The following are the required options:

        -1/--fastq1       
        -2/--fastq2       
        -f/--fusion-bedpe 
        -r/--reference    
        -g/--gene-model   

The --fastq[1/2] and --reference options are clear enough, the FASTQ and FASTA formats for sequencing reads and human reference genome. 

The --fusion-bedpe option requires a BEDPE format for gene fusions.
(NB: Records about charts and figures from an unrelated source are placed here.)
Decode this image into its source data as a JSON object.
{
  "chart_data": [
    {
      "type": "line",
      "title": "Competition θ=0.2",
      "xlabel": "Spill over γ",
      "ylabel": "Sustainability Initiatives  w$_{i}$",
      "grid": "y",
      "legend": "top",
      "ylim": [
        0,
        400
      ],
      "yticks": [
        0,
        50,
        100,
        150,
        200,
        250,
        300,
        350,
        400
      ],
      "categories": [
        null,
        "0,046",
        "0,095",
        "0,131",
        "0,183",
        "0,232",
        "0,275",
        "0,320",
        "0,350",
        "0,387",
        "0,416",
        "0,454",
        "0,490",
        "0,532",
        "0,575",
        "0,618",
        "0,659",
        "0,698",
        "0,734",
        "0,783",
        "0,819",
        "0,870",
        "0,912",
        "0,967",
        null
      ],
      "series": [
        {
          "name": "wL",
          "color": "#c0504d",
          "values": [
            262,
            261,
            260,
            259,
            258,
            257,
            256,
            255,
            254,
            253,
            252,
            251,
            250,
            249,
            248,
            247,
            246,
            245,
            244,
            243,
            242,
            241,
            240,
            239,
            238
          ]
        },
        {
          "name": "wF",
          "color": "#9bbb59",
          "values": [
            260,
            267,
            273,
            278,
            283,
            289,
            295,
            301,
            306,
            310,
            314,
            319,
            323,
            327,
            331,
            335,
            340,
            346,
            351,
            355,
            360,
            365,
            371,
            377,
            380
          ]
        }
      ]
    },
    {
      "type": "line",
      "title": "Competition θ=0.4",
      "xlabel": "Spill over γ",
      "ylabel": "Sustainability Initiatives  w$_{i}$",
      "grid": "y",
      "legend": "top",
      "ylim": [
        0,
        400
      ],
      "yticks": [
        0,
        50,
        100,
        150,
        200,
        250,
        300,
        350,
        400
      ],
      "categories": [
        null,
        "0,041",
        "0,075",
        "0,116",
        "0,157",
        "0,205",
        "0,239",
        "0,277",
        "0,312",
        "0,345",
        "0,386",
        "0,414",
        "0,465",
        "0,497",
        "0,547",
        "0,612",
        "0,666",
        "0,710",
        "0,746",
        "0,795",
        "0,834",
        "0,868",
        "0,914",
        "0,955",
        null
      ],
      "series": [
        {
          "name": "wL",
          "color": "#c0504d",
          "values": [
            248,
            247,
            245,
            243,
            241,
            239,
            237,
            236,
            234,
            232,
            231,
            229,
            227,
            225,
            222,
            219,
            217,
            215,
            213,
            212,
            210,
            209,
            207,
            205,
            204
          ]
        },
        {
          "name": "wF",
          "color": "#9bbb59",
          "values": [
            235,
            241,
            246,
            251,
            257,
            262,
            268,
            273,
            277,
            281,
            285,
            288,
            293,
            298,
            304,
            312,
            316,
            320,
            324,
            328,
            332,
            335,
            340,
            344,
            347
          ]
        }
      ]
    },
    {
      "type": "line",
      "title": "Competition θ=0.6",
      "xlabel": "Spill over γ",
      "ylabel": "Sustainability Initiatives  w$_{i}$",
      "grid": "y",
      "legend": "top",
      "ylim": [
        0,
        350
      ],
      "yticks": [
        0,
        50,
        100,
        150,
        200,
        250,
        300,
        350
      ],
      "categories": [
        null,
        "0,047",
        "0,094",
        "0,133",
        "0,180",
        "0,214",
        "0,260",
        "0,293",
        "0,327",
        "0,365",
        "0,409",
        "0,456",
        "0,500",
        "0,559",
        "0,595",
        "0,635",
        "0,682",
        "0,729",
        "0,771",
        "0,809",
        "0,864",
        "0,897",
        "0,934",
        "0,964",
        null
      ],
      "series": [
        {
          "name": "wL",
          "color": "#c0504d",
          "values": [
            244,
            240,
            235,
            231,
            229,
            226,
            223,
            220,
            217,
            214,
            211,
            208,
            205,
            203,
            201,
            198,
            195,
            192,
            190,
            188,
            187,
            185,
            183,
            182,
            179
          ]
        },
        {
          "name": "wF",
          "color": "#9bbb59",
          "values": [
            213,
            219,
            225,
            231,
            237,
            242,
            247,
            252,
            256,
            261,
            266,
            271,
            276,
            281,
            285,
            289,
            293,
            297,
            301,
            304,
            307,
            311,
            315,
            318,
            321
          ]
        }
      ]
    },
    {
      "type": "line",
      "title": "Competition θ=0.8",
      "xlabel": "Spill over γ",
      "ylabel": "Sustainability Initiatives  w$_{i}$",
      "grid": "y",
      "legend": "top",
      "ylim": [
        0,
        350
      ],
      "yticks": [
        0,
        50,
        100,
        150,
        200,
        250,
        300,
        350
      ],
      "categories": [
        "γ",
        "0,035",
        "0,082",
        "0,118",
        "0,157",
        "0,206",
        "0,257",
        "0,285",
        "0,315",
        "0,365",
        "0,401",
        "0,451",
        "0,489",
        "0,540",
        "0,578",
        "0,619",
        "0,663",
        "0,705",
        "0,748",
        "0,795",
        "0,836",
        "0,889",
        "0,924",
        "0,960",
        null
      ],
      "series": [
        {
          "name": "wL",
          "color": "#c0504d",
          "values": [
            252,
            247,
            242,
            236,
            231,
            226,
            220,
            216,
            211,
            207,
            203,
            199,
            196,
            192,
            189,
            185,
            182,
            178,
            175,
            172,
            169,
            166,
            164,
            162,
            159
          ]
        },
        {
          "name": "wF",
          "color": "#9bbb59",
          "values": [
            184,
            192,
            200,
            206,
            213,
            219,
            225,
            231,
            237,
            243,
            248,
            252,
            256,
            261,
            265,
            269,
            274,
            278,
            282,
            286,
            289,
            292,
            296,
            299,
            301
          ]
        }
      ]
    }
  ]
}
This BEDPE format follows the standardized format provided by The ICGC-TCGA DREAM Somatic Mutation Calling - RNA Challenge ([SMC-RNA](http://dreamchallenges.org/)).

The --gene-model option requires a gene annotation genePhred file.
  
Download the gtf file from Ensembl:

GRCh37, e.g., v75: ftp://ftp.ensembl.org/pub/release-75/gtf/homo_sapiens/Homo_sapiens.GRCh37.75.gtf.gz

GRCh38, e.g., v86: ftp://ftp.ensembl.org/pub/release-86/gtf/homo_sapiens/Homo_sapiens.GRCh38.86.gtf.gz

and run the following command for v75:

```sh
$ gunzip Homo_sapiens.GRCh37.75.gtf.gz
$ ./gtfToGenePred -genePredExt -geneNameAsName2 Homo_sapiens.GRCh37.75.gtf Homo_sapiens.GRCh37.75.genePred
```

for v86:

```sh
$ gunzip Homo_sapiens.GRCh38.86.gtf.gz.
$ ./gtfToGenePred -genePredExt -geneNameAsName2 Homo_sapiens.GRCh38.86.gtf Homo_sapiens.GRCh38.86.genePred
```

FASTA files can also be downloaded at Ensembl:

v75: ftp://ftp.ensembl.org/pub/release-75/fasta/homo_sapiens/dna/Homo_sapiens.GRCh37.75.dna_sm.primary_assembly.fa.gz

v86: ftp://ftp.ensembl.org/pub/release-86/fasta/homo_sapiens/dna/Homo_sapiens.GRCh38.dna_sm.primary_assembly.fa.gz

### output

The output is in BEDPE format, the first 11 columns follows the SMC-RNA format. columns 12-19 are:
 
 - Epitope sequence
 - Epitope Affinity (nanoMolar)	
 - HLA allele	
 - HLA category	
 - HLA score	
 - HLA e-value	
 - HLA confidence

### Important

The chromosome names in the reference genome, the gene models, and the fusions should be consistent. 

### Examples

Examples are provided for you to test the code.

### Enjoy!

### Release notes:

12-23-2016: INTEGRATE-Neo v 1.2.0

updated BedpeAnnotator to v 0.2.0, which includes a new column for transcript Ids, a new column for lengths of nucleotides in the coding regions at 5p transcripts, a new column for whether the peptides are in-frame, and a new column for whether the fusion transcript follows canonical dinucleotides. 

01-17-2017: INTEGRATE-Neo v 1.2.1

updated BedpeAnnotator to v 0.2.1, which includes a bug fixing.